10) Wrap-up + upstreaming
What you end up with: a coding agent in Slack that reacts instantly, replies in a clean thread, runs on a model you control via your own auth, pushes PRs as a dedicated bot identity scoped to exactly the repos you choose, hot-reloads skills (and writes its own), and never speaks unless addressed. All on a single self-hosted container with no inbound network surface.

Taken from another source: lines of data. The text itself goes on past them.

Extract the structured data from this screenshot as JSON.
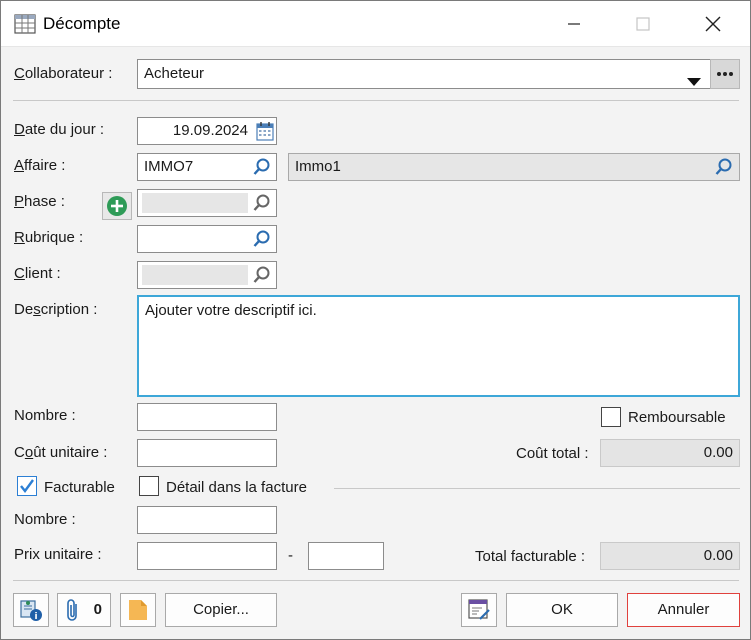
{
  "window": {
    "title": "Décompte"
  },
  "icons": {
    "app": "grid-table-icon",
    "minimize": "minimize-icon",
    "maximize": "maximize-icon",
    "close": "close-icon",
    "search": "magnifier-icon",
    "calendar": "calendar-icon",
    "add": "plus-circle-icon",
    "dropdown": "chevron-down-icon",
    "more": "ellipsis-icon"
  },
  "colors": {
    "accent": "#3da7d8",
    "check": "#2c7fd4",
    "add_green": "#2e9b57",
    "cancel_border": "#e0413d",
    "folder": "#f5b754"
  },
  "collaborateur": {
    "label_pre": "",
    "label_u": "C",
    "label_post": "ollaborateur :",
    "value": "Acheteur"
  },
  "date": {
    "label_pre": "",
    "label_u": "D",
    "label_post": "ate du jour :",
    "value": "19.09.2024"
  },
  "affaire": {
    "label_pre": "",
    "label_u": "A",
    "label_post": "ffaire :",
    "code": "IMMO7",
    "name": "Immo1"
  },
  "phase": {
    "label_pre": "",
    "label_u": "P",
    "label_post": "hase :",
    "value": ""
  },
  "rubrique": {
    "label_pre": "",
    "label_u": "R",
    "label_post": "ubrique :",
    "value": ""
  },
  "client": {
    "label_pre": "",
    "label_u": "C",
    "label_post": "lient :",
    "value": ""
  },
  "description": {
    "label_pre": "De",
    "label_u": "s",
    "label_post": "cription :",
    "placeholder": "Ajouter votre descriptif ici."
  },
  "cost": {
    "nombre_label": "Nombre :",
    "nombre_value": "",
    "cout_unitaire_label_pre": "C",
    "cout_unitaire_label_u": "o",
    "cout_unitaire_label_post": "ût unitaire :",
    "cout_unitaire_value": "",
    "remboursable_label": "Remboursable",
    "remboursable_checked": false,
    "cout_total_label": "Coût total :",
    "cout_total_value": "0.00"
  },
  "billing": {
    "facturable_label": "Facturable",
    "facturable_checked": true,
    "detail_label": "Détail dans la facture",
    "detail_checked": false,
    "nombre_label": "Nombre :",
    "nombre_value": "",
    "prix_unitaire_label": "Prix unitaire :",
    "prix_value": "",
    "dash": "-",
    "prix_extra_value": "",
    "total_label": "Total facturable :",
    "total_value": "0.00"
  },
  "footer": {
    "attachments_count": "0",
    "copy_label": "Copier...",
    "ok_label": "OK",
    "cancel_label": "Annuler"
  }
}
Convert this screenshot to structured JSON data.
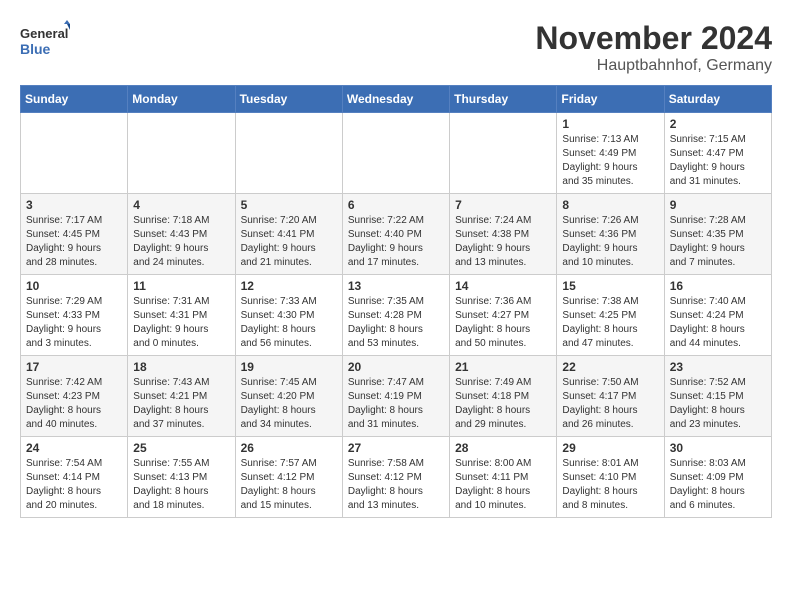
{
  "logo": {
    "line1": "General",
    "line2": "Blue"
  },
  "title": "November 2024",
  "location": "Hauptbahnhof, Germany",
  "weekdays": [
    "Sunday",
    "Monday",
    "Tuesday",
    "Wednesday",
    "Thursday",
    "Friday",
    "Saturday"
  ],
  "weeks": [
    [
      {
        "day": "",
        "info": ""
      },
      {
        "day": "",
        "info": ""
      },
      {
        "day": "",
        "info": ""
      },
      {
        "day": "",
        "info": ""
      },
      {
        "day": "",
        "info": ""
      },
      {
        "day": "1",
        "info": "Sunrise: 7:13 AM\nSunset: 4:49 PM\nDaylight: 9 hours\nand 35 minutes."
      },
      {
        "day": "2",
        "info": "Sunrise: 7:15 AM\nSunset: 4:47 PM\nDaylight: 9 hours\nand 31 minutes."
      }
    ],
    [
      {
        "day": "3",
        "info": "Sunrise: 7:17 AM\nSunset: 4:45 PM\nDaylight: 9 hours\nand 28 minutes."
      },
      {
        "day": "4",
        "info": "Sunrise: 7:18 AM\nSunset: 4:43 PM\nDaylight: 9 hours\nand 24 minutes."
      },
      {
        "day": "5",
        "info": "Sunrise: 7:20 AM\nSunset: 4:41 PM\nDaylight: 9 hours\nand 21 minutes."
      },
      {
        "day": "6",
        "info": "Sunrise: 7:22 AM\nSunset: 4:40 PM\nDaylight: 9 hours\nand 17 minutes."
      },
      {
        "day": "7",
        "info": "Sunrise: 7:24 AM\nSunset: 4:38 PM\nDaylight: 9 hours\nand 13 minutes."
      },
      {
        "day": "8",
        "info": "Sunrise: 7:26 AM\nSunset: 4:36 PM\nDaylight: 9 hours\nand 10 minutes."
      },
      {
        "day": "9",
        "info": "Sunrise: 7:28 AM\nSunset: 4:35 PM\nDaylight: 9 hours\nand 7 minutes."
      }
    ],
    [
      {
        "day": "10",
        "info": "Sunrise: 7:29 AM\nSunset: 4:33 PM\nDaylight: 9 hours\nand 3 minutes."
      },
      {
        "day": "11",
        "info": "Sunrise: 7:31 AM\nSunset: 4:31 PM\nDaylight: 9 hours\nand 0 minutes."
      },
      {
        "day": "12",
        "info": "Sunrise: 7:33 AM\nSunset: 4:30 PM\nDaylight: 8 hours\nand 56 minutes."
      },
      {
        "day": "13",
        "info": "Sunrise: 7:35 AM\nSunset: 4:28 PM\nDaylight: 8 hours\nand 53 minutes."
      },
      {
        "day": "14",
        "info": "Sunrise: 7:36 AM\nSunset: 4:27 PM\nDaylight: 8 hours\nand 50 minutes."
      },
      {
        "day": "15",
        "info": "Sunrise: 7:38 AM\nSunset: 4:25 PM\nDaylight: 8 hours\nand 47 minutes."
      },
      {
        "day": "16",
        "info": "Sunrise: 7:40 AM\nSunset: 4:24 PM\nDaylight: 8 hours\nand 44 minutes."
      }
    ],
    [
      {
        "day": "17",
        "info": "Sunrise: 7:42 AM\nSunset: 4:23 PM\nDaylight: 8 hours\nand 40 minutes."
      },
      {
        "day": "18",
        "info": "Sunrise: 7:43 AM\nSunset: 4:21 PM\nDaylight: 8 hours\nand 37 minutes."
      },
      {
        "day": "19",
        "info": "Sunrise: 7:45 AM\nSunset: 4:20 PM\nDaylight: 8 hours\nand 34 minutes."
      },
      {
        "day": "20",
        "info": "Sunrise: 7:47 AM\nSunset: 4:19 PM\nDaylight: 8 hours\nand 31 minutes."
      },
      {
        "day": "21",
        "info": "Sunrise: 7:49 AM\nSunset: 4:18 PM\nDaylight: 8 hours\nand 29 minutes."
      },
      {
        "day": "22",
        "info": "Sunrise: 7:50 AM\nSunset: 4:17 PM\nDaylight: 8 hours\nand 26 minutes."
      },
      {
        "day": "23",
        "info": "Sunrise: 7:52 AM\nSunset: 4:15 PM\nDaylight: 8 hours\nand 23 minutes."
      }
    ],
    [
      {
        "day": "24",
        "info": "Sunrise: 7:54 AM\nSunset: 4:14 PM\nDaylight: 8 hours\nand 20 minutes."
      },
      {
        "day": "25",
        "info": "Sunrise: 7:55 AM\nSunset: 4:13 PM\nDaylight: 8 hours\nand 18 minutes."
      },
      {
        "day": "26",
        "info": "Sunrise: 7:57 AM\nSunset: 4:12 PM\nDaylight: 8 hours\nand 15 minutes."
      },
      {
        "day": "27",
        "info": "Sunrise: 7:58 AM\nSunset: 4:12 PM\nDaylight: 8 hours\nand 13 minutes."
      },
      {
        "day": "28",
        "info": "Sunrise: 8:00 AM\nSunset: 4:11 PM\nDaylight: 8 hours\nand 10 minutes."
      },
      {
        "day": "29",
        "info": "Sunrise: 8:01 AM\nSunset: 4:10 PM\nDaylight: 8 hours\nand 8 minutes."
      },
      {
        "day": "30",
        "info": "Sunrise: 8:03 AM\nSunset: 4:09 PM\nDaylight: 8 hours\nand 6 minutes."
      }
    ]
  ]
}
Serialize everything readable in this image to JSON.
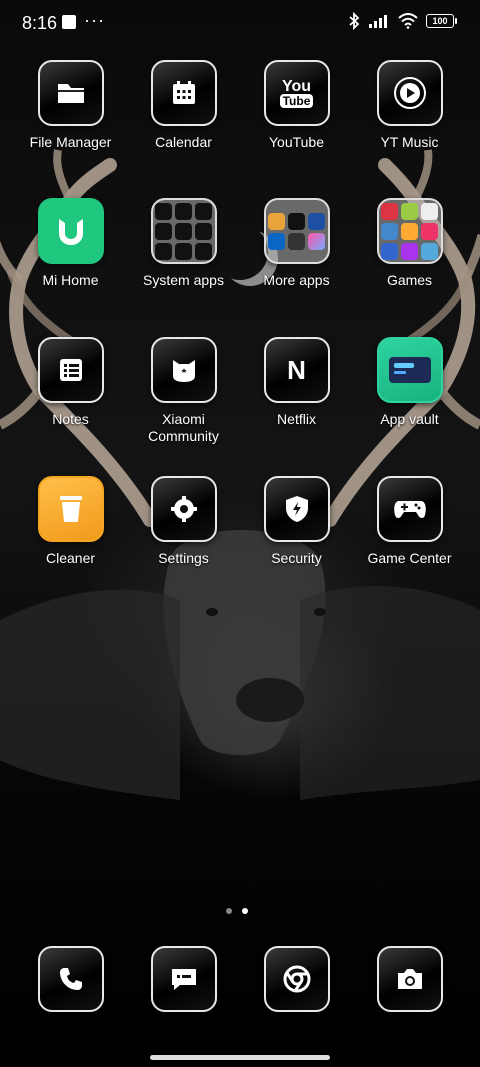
{
  "status_bar": {
    "time": "8:16",
    "overflow": "···",
    "battery": "100"
  },
  "apps": [
    {
      "label": "File Manager",
      "icon": "folder-icon"
    },
    {
      "label": "Calendar",
      "icon": "calendar-icon"
    },
    {
      "label": "YouTube",
      "icon": "youtube-icon"
    },
    {
      "label": "YT Music",
      "icon": "play-circle-icon"
    },
    {
      "label": "Mi Home",
      "icon": "mi-home-icon"
    },
    {
      "label": "System apps",
      "icon": "folder-system-apps"
    },
    {
      "label": "More apps",
      "icon": "folder-more-apps"
    },
    {
      "label": "Games",
      "icon": "folder-games"
    },
    {
      "label": "Notes",
      "icon": "notes-icon"
    },
    {
      "label": "Xiaomi Community",
      "icon": "xiaomi-community-icon"
    },
    {
      "label": "Netflix",
      "icon": "netflix-icon"
    },
    {
      "label": "App vault",
      "icon": "app-vault-icon"
    },
    {
      "label": "Cleaner",
      "icon": "trash-icon"
    },
    {
      "label": "Settings",
      "icon": "gear-icon"
    },
    {
      "label": "Security",
      "icon": "shield-icon"
    },
    {
      "label": "Game Center",
      "icon": "gamepad-icon"
    }
  ],
  "youtube_logo": {
    "line1": "You",
    "line2": "Tube"
  },
  "netflix_letter": "N",
  "dock": [
    {
      "name": "phone",
      "icon": "phone-icon"
    },
    {
      "name": "messages",
      "icon": "message-icon"
    },
    {
      "name": "chrome",
      "icon": "chrome-icon"
    },
    {
      "name": "camera",
      "icon": "camera-icon"
    }
  ],
  "pages": {
    "count": 2,
    "current": 2
  },
  "colors": {
    "mi_home": "#1fc77f",
    "cleaner": "#f5a623",
    "app_vault": "#2ed3a0"
  }
}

Two of the fixes above are genuinely general-purpose, not specific to us, so we upstreamed them: the [direct mention] signal and the auto-threaded replies. (The Dockerfile pin and the hardcoded ack-emoji we kept local; the emoji is a clean follow-up if made env-configurable.) A lesson there too: our first PR carried the same double-post bug. It rewired the harness post path but not the tool's postMessage, so anyone deploying it and replying via the tool would see the double post. We pushed the activeThreads fix onto the PR so it was correct before review. If you patch a runtime to fix a class of bug, check whether your fix is complete across all the code paths that emit a message, not just the one you noticed first.
If you build this, keep your patches surgical and saved as a re-applyable .diff against the pinned SHA. You're maintaining a small fork, and a clean diff is the difference between a five-minute SHA bump and an afternoon of re-discovery.